A diretora Nia DaCosta e os atores Yahya Abdul-Mateen II, Teyonah Parris e Colman Domingo podem ter feito uma refilmagem de O Mistério de Candyman (1992), de Bernard Rose, em A Lenda de Candyman, em cartaz no cinema. Mas não há quem os convença a dizer “Candyman” cinco vezes na frente do espelho, o que basta para chamar o espírito assassino. “Tem uma fala no filme que pessoas negras não deveriam evocar certas coisas”, disse Domingo em entrevista com a participação do Estadão. “Porque nós já estamos sob sofrimento e trauma apenas de viver nossos cotidianos neste mundo”, completou o ator de Fear the Walking Dead e A Voz Suprema do Blues.

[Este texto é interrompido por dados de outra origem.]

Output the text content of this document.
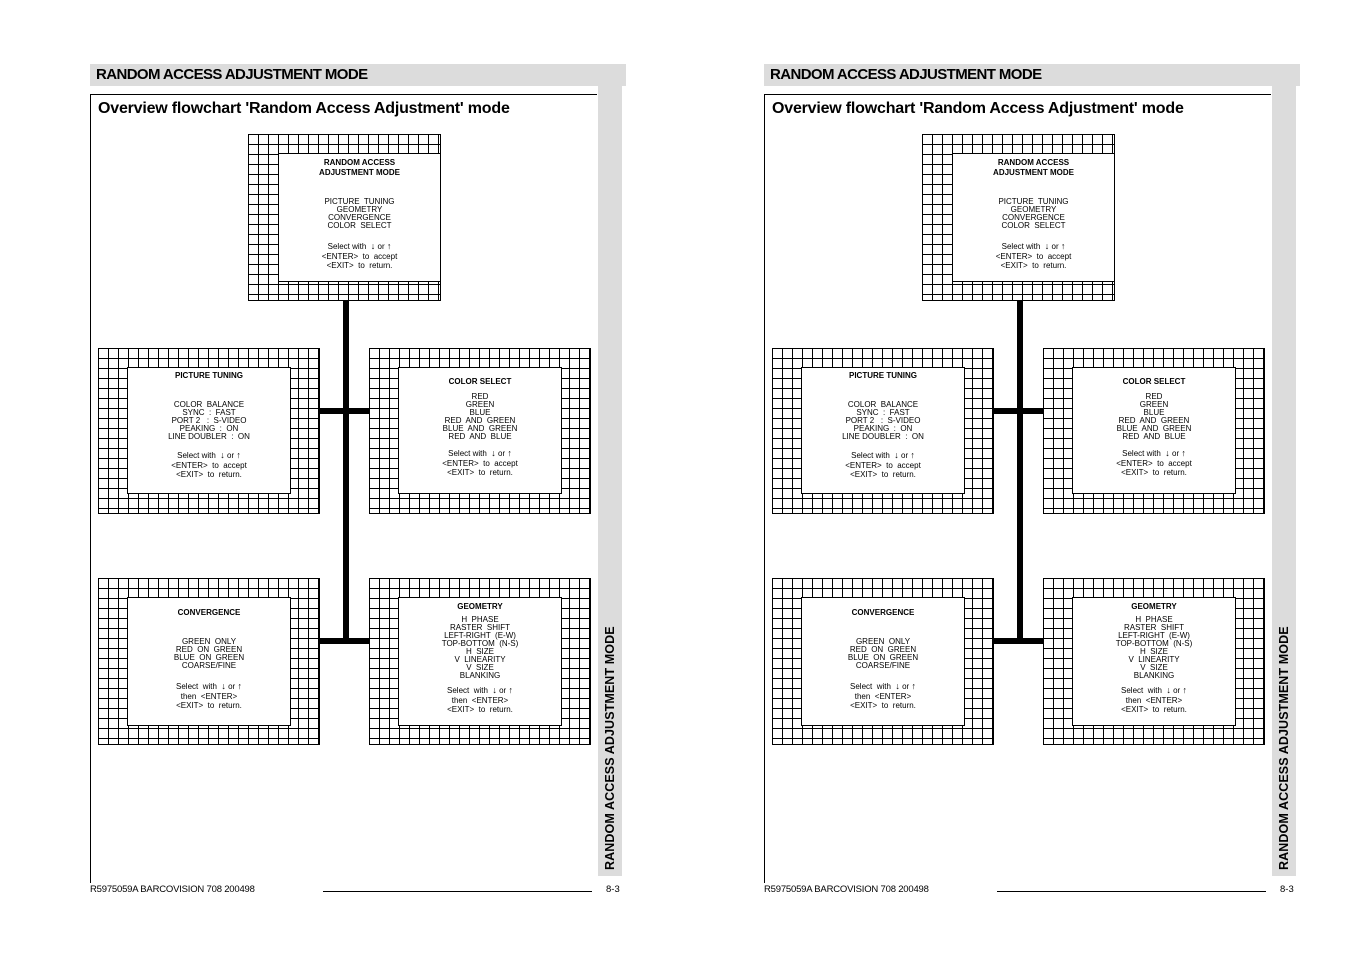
RANDOM ACCESS ADJUSTMENT MODE
RANDOM ACCESS ADJUSTMENT MODE
Overview flowchart 'Random Access Adjustment' mode
RANDOM ACCESS
ADJUSTMENT MODE
PICTURE  TUNING
GEOMETRY
CONVERGENCE
COLOR  SELECT
Select with ↓ or ↑
<ENTER>  to  accept
<EXIT>  to  return.
PICTURE TUNING
COLOR  BALANCE
SYNC  :  FAST
PORT 2   :  S-VIDEO
PEAKING  :  ON
LINE DOUBLER  :  ON
Select with ↓ or ↑
<ENTER>  to  accept
<EXIT>  to  return.
COLOR SELECT
RED
GREEN
BLUE
RED  AND  GREEN
BLUE  AND  GREEN
RED  AND  BLUE
Select with ↓ or ↑
<ENTER>  to  accept
<EXIT>  to  return.
CONVERGENCE
GREEN  ONLY
RED  ON  GREEN
BLUE  ON  GREEN
COARSE/FINE
Select  with ↓ or ↑
then  <ENTER>
<EXIT>  to  return.
GEOMETRY
H  PHASE
RASTER  SHIFT
LEFT-RIGHT  (E-W)
TOP-BOTTOM  (N-S)
H  SIZE
V  LINEARITY
V  SIZE
BLANKING
Select  with ↓ or ↑
then  <ENTER>
<EXIT>  to  return.
R5975059A BARCOVISION 708 200498	8-3
RANDOM ACCESS ADJUSTMENT MODE
RANDOM ACCESS ADJUSTMENT MODE
Overview flowchart 'Random Access Adjustment' mode
RANDOM ACCESS
ADJUSTMENT MODE
PICTURE  TUNING
GEOMETRY
CONVERGENCE
COLOR  SELECT
Select with ↓ or ↑
<ENTER>  to  accept
<EXIT>  to  return.
PICTURE TUNING
COLOR  BALANCE
SYNC  :  FAST
PORT 2   :  S-VIDEO
PEAKING  :  ON
LINE DOUBLER  :  ON
Select with ↓ or ↑
<ENTER>  to  accept
<EXIT>  to  return.
COLOR SELECT
RED
GREEN
BLUE
RED  AND  GREEN
BLUE  AND  GREEN
RED  AND  BLUE
Select with ↓ or ↑
<ENTER>  to  accept
<EXIT>  to  return.
CONVERGENCE
GREEN  ONLY
RED  ON  GREEN
BLUE  ON  GREEN
COARSE/FINE
Select  with ↓ or ↑
then  <ENTER>
<EXIT>  to  return.
GEOMETRY
H  PHASE
RASTER  SHIFT
LEFT-RIGHT  (E-W)
TOP-BOTTOM  (N-S)
H  SIZE
V  LINEARITY
V  SIZE
BLANKING
Select  with ↓ or ↑
then  <ENTER>
<EXIT>  to  return.
R5975059A BARCOVISION 708 200498	8-3
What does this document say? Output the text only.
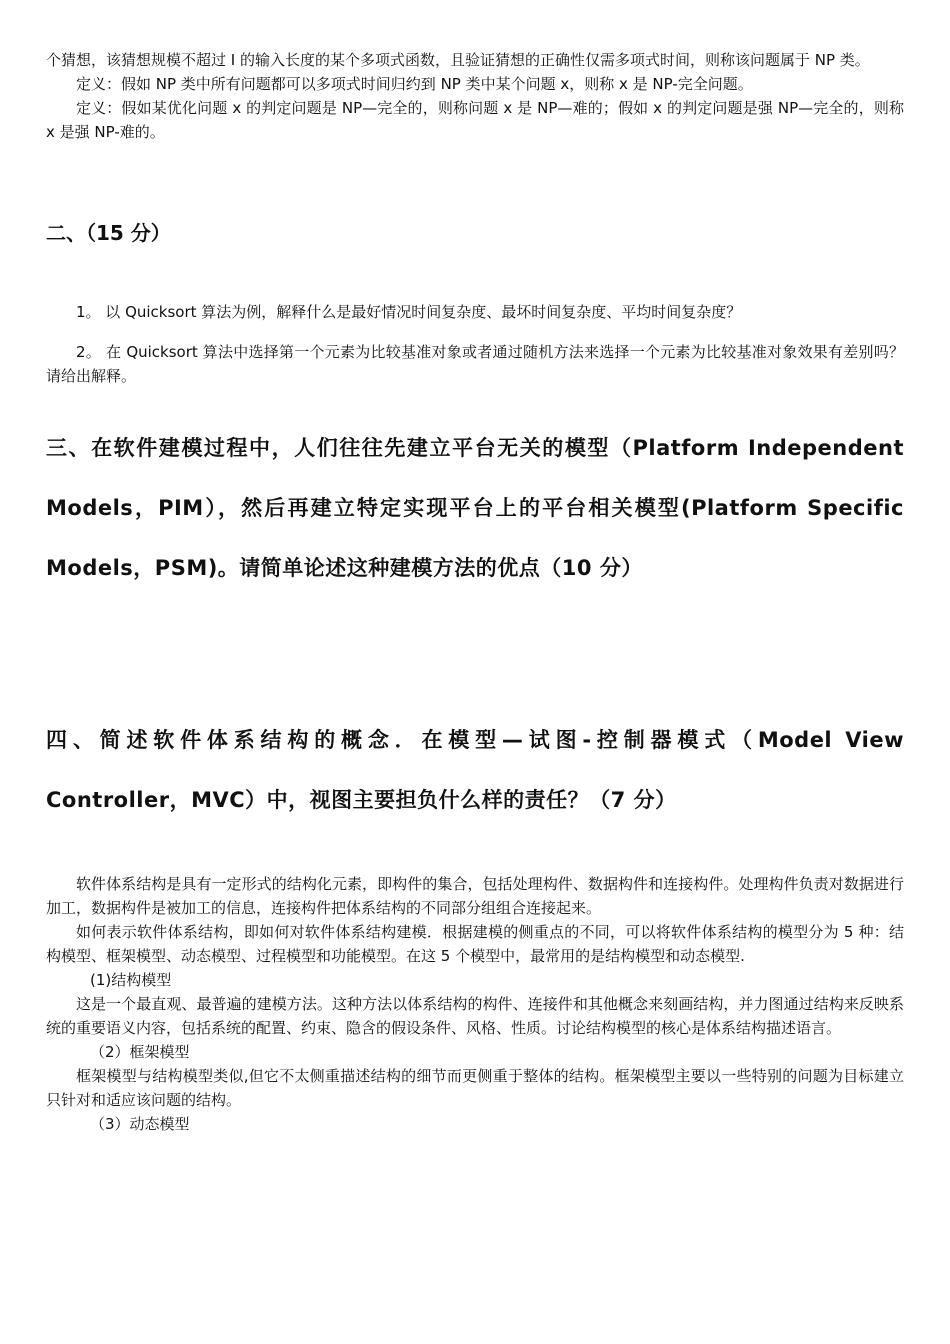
个猜想，该猜想规模不超过 I 的输入长度的某个多项式函数，且验证猜想的正确性仅需多项式时间，则称该问题属于 NP 类。

定义：假如 NP 类中所有问题都可以多项式时间归约到 NP 类中某个问题 x，则称 x 是 NP-完全问题。

定义：假如某优化问题 x 的判定问题是 NP—完全的，则称问题 x 是 NP—难的；假如 x 的判定问题是强 NP—完全的，则称 x 是强 NP-难的。

二、（15 分）

1。 以 Quicksort 算法为例，解释什么是最好情况时间复杂度、最坏时间复杂度、平均时间复杂度？

2。 在 Quicksort 算法中选择第一个元素为比较基准对象或者通过随机方法来选择一个元素为比较基准对象效果有差别吗？请给出解释。

三、在软件建模过程中，人们往往先建立平台无关的模型（Platform Independent Models，PIM），然后再建立特定实现平台上的平台相关模型(Platform Specific Models，PSM)。请简单论述这种建模方法的优点（10 分）

四、简述软件体系结构的概念．在模型—试图-控制器模式（Model View Controller，MVC）中，视图主要担负什么样的责任？（7 分）

软件体系结构是具有一定形式的结构化元素，即构件的集合，包括处理构件、数据构件和连接构件。处理构件负责对数据进行加工，数据构件是被加工的信息，连接构件把体系结构的不同部分组组合连接起来。

如何表示软件体系结构，即如何对软件体系结构建模．根据建模的侧重点的不同，可以将软件体系结构的模型分为 5 种：结构模型、框架模型、动态模型、过程模型和功能模型。在这 5 个模型中，最常用的是结构模型和动态模型.

(1)结构模型

这是一个最直观、最普遍的建模方法。这种方法以体系结构的构件、连接件和其他概念来刻画结构，并力图通过结构来反映系统的重要语义内容，包括系统的配置、约束、隐含的假设条件、风格、性质。讨论结构模型的核心是体系结构描述语言。

（2）框架模型

框架模型与结构模型类似,但它不太侧重描述结构的细节而更侧重于整体的结构。框架模型主要以一些特别的问题为目标建立只针对和适应该问题的结构。

（3）动态模型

E é de trauma que trata A Lenda de Candyman – não por acaso, a tagline do filme é “Diga meu nome”, que foi a frase usada para amplificar o assassinato da jovem Breonna Taylor por policiais que invadiram sua casa. No original, o monstro (interpretado por Tony Todd) era produto da violência contra os homens negros. Aqui, essa narrativa é ainda mais destacada, com a história de Anthony McCoy (Yahya Abdul-Mateen II, vencedor do Emmy por Watchmen), um artista que mora em um bairro gentrificado de Chicago com a namorada, a curadora Brianna Cartwright (Teyonah Parris, de WandaVision). Empacado na carreira, ele resolve pesquisar a lenda de Candyman na comunidade de Cabrini-Green, um bairro negro cujos moradores foram sendo forçados a abandonar. O único que ficou é William Burke (Domingo). É um lugar cheio de fantasmas, portanto, e não apenas porque Candyman costumava agir por ali.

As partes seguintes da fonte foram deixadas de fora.